La escalada clásica de friends, stoppers es una alternativa que se quiere implantar con el fin de conservar la belleza natural del bosque, el 60% de las vías abiertas poseen esta característica, offwiths y fisuras aparecen tras cada paso en el laberinto de piedras. Mientras que el 40% restante es una escalada donde se mezclan los bolts con empotradores.

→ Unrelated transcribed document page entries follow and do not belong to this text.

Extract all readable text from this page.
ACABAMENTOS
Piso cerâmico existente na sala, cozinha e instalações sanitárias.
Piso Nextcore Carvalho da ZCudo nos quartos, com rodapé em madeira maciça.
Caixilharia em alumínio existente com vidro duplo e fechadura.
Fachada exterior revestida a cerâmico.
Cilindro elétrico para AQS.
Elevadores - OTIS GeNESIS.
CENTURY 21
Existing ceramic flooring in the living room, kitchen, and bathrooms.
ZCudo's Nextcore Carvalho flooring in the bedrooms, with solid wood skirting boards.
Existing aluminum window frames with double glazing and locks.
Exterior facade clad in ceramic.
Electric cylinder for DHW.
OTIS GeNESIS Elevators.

Sin embargo, actualmente se está trabajando con las comunidades campesinas afectadas por el Bosque con el fin de habilitar zonas para la escalada deportiva de taladros y bolts (…ummnnhh).
Si Bien las rutas enchapadas no son pocas, todas ellas han seguido el estricto compromiso de evitar el deterioro del lugar con seguros innecesarios o mal puestos, lo que hace que escalar en el bosque implique un compromiso verdadero y un conocimiento afianzado en lo que es colocación de seguros naturales y descuelgues con cintas; requisitos fundamentales a la hora de encaramarse en la áspera textura de la roca. Si bien la mayoría de las rutas abiertas son cortas, a casi todas ellas les podemos ir con una cuerda de 60 metros como tamaño estándar y las cintas expreses recomendamos sean de las largas, así como cintas variadas de infinitos usos, el magnesio es opcional y no tan necesario pues la roca es bastante adherente.
Existen muchas zonas de escalada en este infinito bosque y sectores como 7 Llaves son tema de muchas otras historias, donde sus paredes de 250 metros son un manjar para él quien gusta de las vías de varios largos. Los meses óptimos para visitar el Bosque de piedras están entre mayo y setiembre, verano andino de esporádicas lluvias y granizadas, pero no exento del frío nocturno que obliga la búsqueda de abrigo en todas sus formas.
Las noches silenciosas son compañeras de la reflexión y la introspección, mientras los cuerpos se recuperan sumergidos en las pozas de aguas termales con el cielo de estrellas de telón. Ya han pasado varios días y las manos como la dermis de muchas partes del cuerpo están deterioradas por el contacto con la piedra, pero nada de eso importa en esos momentos donde aun se siente la adrenalina que nos dejó "Pete Arete", si, un 6b+ de adrenalina pura… escalado a modo de despedida, ya con la mochila armada para volver…
Escalar en Perú es aun una experiencia íntegramente ligada a la aventura, el Bosque de Piedras de Huayllay descubre en cada escalada la personalidad de sí mismo y de uno; y nos entrega en cada viaje la sensación de equilibrio y paz que es el sentido de la vida misma.